Playful Experiences
I wonder when, or if, we will ever make the connection that experience provides the best opportunity for learning. When I think back over my education, early childhood through my Masters, I remember experiences – field trips, debates, group projects, experiments, review games and activities, and class presentations. What I don’t remember are the paper and pencil tasks.

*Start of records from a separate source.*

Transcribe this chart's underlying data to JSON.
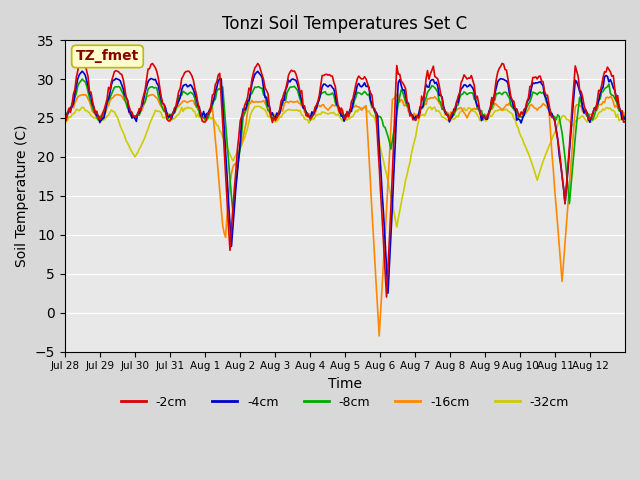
{
  "title": "Tonzi Soil Temperatures Set C",
  "xlabel": "Time",
  "ylabel": "Soil Temperature (C)",
  "ylim": [
    -5,
    35
  ],
  "yticks": [
    -5,
    0,
    5,
    10,
    15,
    20,
    25,
    30,
    35
  ],
  "legend_label": "TZ_fmet",
  "legend_box_color": "#ffffcc",
  "legend_box_border": "#bbbb00",
  "legend_text_color": "#880000",
  "series_colors": {
    "-2cm": "#dd0000",
    "-4cm": "#0000cc",
    "-8cm": "#00aa00",
    "-16cm": "#ff8800",
    "-32cm": "#cccc00"
  },
  "series_linewidth": 1.2,
  "n_days": 16,
  "tick_labels": [
    "Jul 28",
    "Jul 29",
    "Jul 30",
    "Jul 31",
    "Aug 1",
    "Aug 2",
    "Aug 3",
    "Aug 4",
    "Aug 5",
    "Aug 6",
    "Aug 7",
    "Aug 8",
    "Aug 9",
    "Aug 10",
    "Aug 11",
    "Aug 12"
  ]
}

An experience makes an isolated concept meaningful and helps learning stick. A driver education class can never compete with time behind the wheel. Likewise, I would venture to say teachers learn more in one semester of student teaching than in four years of college classes.
This is why play should be the foundation of the early childhood classroom. Play combines experience with positive emotions – and this duo creates a powerful learning formula. So, as we work to catch up our youngest learners from academic deficits created by Covid, we need to keep the vehicle of play embedded in their school activities.
“What does a six-year-old care for print? His fingers are itching for contact with things, and his legs are set for chasing butterflies.”
“Too much formalism in childhood kills spontaneity and interest. Education cannot, by formulating courses of study, force intellectual functions.”
These quotes from Arnold Gesell (The Gesell Institute) sum it up beautifully. How we teach our kids is just as important as what we teach them. Play creates experience, and without this opportunity, learning just isn’t the same.